Era Nhenhenhém soltando uma das suas pérolas. Entre os risos dos presentes, disfarçados, devido à seriedade do momento, os policiais responsáveis pela segurança mandaram que o engraçadinho ficasse quieto, melhor dizendo, que calasse a boca, mesmo porque os homens da lei não pedem, ordenam, e obedece quem tem juízo. Assim sendo, o silêncio voltou ao recinto. Todo o público compenetrou-se e a ordem foi imediatamente restabelecida. Dessa vez, até as moscas se intimidaram e pararam de zumbir. A sessão transcorria em paz, até que o juiz, antes de dar o veredicto, alongou-se numa falação empolada sobre o Bem e o Mal, invocando gregos e latinos, passando de raspão por um poeta persa, sobre o qual ele evidentemente não sabia nada, mas ficava bonito citá-lo, dando aparência respeitável ao discurso, quando ouviu-se novamente a mesma voz pastosa, típica de quem está sob o efeito da cannabis:

- Esse juiz só fica de nhenhenhém, nhenhenhém, não julga nem absolve ninguém.

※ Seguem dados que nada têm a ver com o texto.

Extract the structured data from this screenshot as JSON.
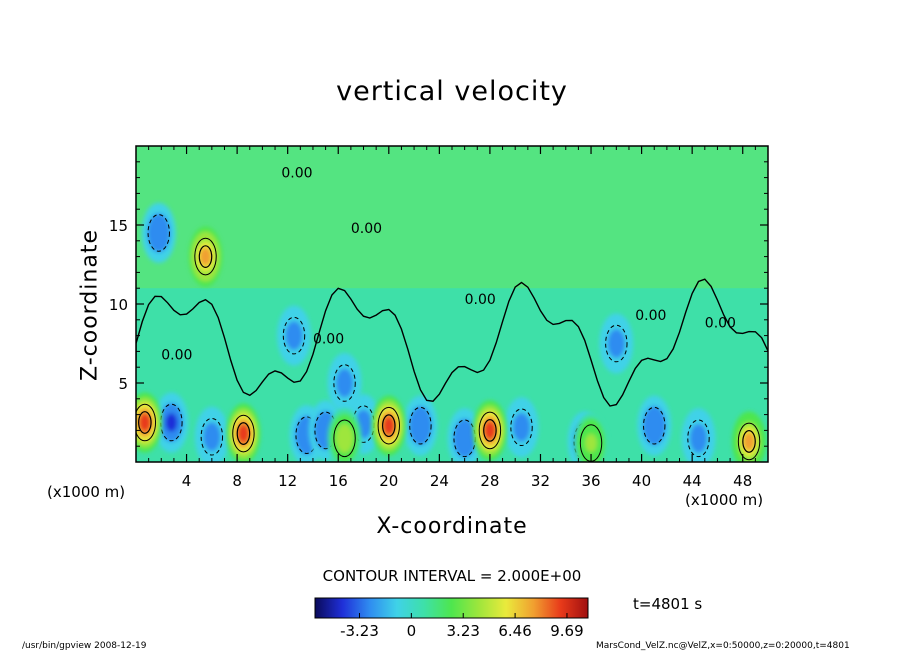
{
  "chart_data": {
    "type": "heatmap",
    "title": "vertical velocity",
    "xlabel": "X-coordinate",
    "ylabel": "Z-coordinate",
    "x_unit_left": "(x1000 m)",
    "x_unit_right": "(x1000 m)",
    "xlim": [
      0,
      50
    ],
    "ylim": [
      0,
      20
    ],
    "xticks": [
      "4",
      "8",
      "12",
      "16",
      "20",
      "24",
      "28",
      "32",
      "36",
      "40",
      "44",
      "48"
    ],
    "xtick_values": [
      4,
      8,
      12,
      16,
      20,
      24,
      28,
      32,
      36,
      40,
      44,
      48
    ],
    "yticks": [
      "5",
      "10",
      "15"
    ],
    "ytick_values": [
      5,
      10,
      15
    ],
    "contour_interval": "CONTOUR INTERVAL = 2.000E+00",
    "contour_label": "0.00",
    "time_label": "t=4801 s",
    "colorbar": {
      "ticks": [
        "-3.23",
        "0",
        "3.23",
        "6.46",
        "9.69"
      ],
      "tick_values": [
        -3.23,
        0,
        3.23,
        6.46,
        9.69
      ],
      "range": [
        -6.0,
        11.0
      ]
    },
    "colormap": [
      "#0a0a5a",
      "#1f2fd8",
      "#2f8cf0",
      "#3fd2e8",
      "#3ee0a8",
      "#4ee64e",
      "#9ee63c",
      "#eaea3c",
      "#f0a030",
      "#e83a1a",
      "#a01010"
    ],
    "updrafts_bottom": [
      {
        "x": 0.7,
        "z": 2.5,
        "value": 9.5
      },
      {
        "x": 8.5,
        "z": 1.8,
        "value": 9.0
      },
      {
        "x": 20.0,
        "z": 2.3,
        "value": 9.69
      },
      {
        "x": 28.0,
        "z": 2.0,
        "value": 8.5
      },
      {
        "x": 48.5,
        "z": 1.3,
        "value": 7.0
      },
      {
        "x": 5.5,
        "z": 13.0,
        "value": 8.0
      },
      {
        "x": 16.5,
        "z": 1.5,
        "value": 5.0
      },
      {
        "x": 36.0,
        "z": 1.2,
        "value": 4.0
      }
    ],
    "downdrafts_bottom": [
      {
        "x": 2.8,
        "z": 2.5,
        "value": -3.5
      },
      {
        "x": 6.0,
        "z": 1.6,
        "value": -2.8
      },
      {
        "x": 13.5,
        "z": 1.7,
        "value": -3.2
      },
      {
        "x": 15.0,
        "z": 2.0,
        "value": -3.0
      },
      {
        "x": 18.0,
        "z": 2.4,
        "value": -2.5
      },
      {
        "x": 22.5,
        "z": 2.3,
        "value": -3.2
      },
      {
        "x": 26.0,
        "z": 1.5,
        "value": -3.0
      },
      {
        "x": 30.5,
        "z": 2.2,
        "value": -2.4
      },
      {
        "x": 35.5,
        "z": 1.3,
        "value": -3.5
      },
      {
        "x": 41.0,
        "z": 2.3,
        "value": -3.2
      },
      {
        "x": 44.5,
        "z": 1.5,
        "value": -2.6
      },
      {
        "x": 1.8,
        "z": 14.5,
        "value": -3.0
      },
      {
        "x": 12.5,
        "z": 8.0,
        "value": -2.5
      },
      {
        "x": 16.5,
        "z": 5.0,
        "value": -2.5
      },
      {
        "x": 38.0,
        "z": 7.5,
        "value": -2.3
      }
    ]
  },
  "footer": {
    "left": "/usr/bin/gpview   2008-12-19",
    "right": "MarsCond_VelZ.nc@VelZ,x=0:50000,z=0:20000,t=4801"
  }
}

Risada geral. Aplausos. Mas, desta vez, o pequeno e franzino Nhenhenhém foi levado pelos homens da lei para fora do recinto, os quais quase lhe pediram desculpas por terem de agir assim. Afinal, nós, os antoninenses, éramos praticamente uma grande família, com suas mazelas, nossa moral duvidosa, e aquele juiz viera de fora, e definitivamente não era um dos nossos. Em família, com o tempo, perdoa-se tudo. E Nhenhenhém não queria incomodar ninguém, só queria que a sentença fosse rápida para saber onde fora parar o seu capote, apesar de, naquele dia, fazer um calor insuportável.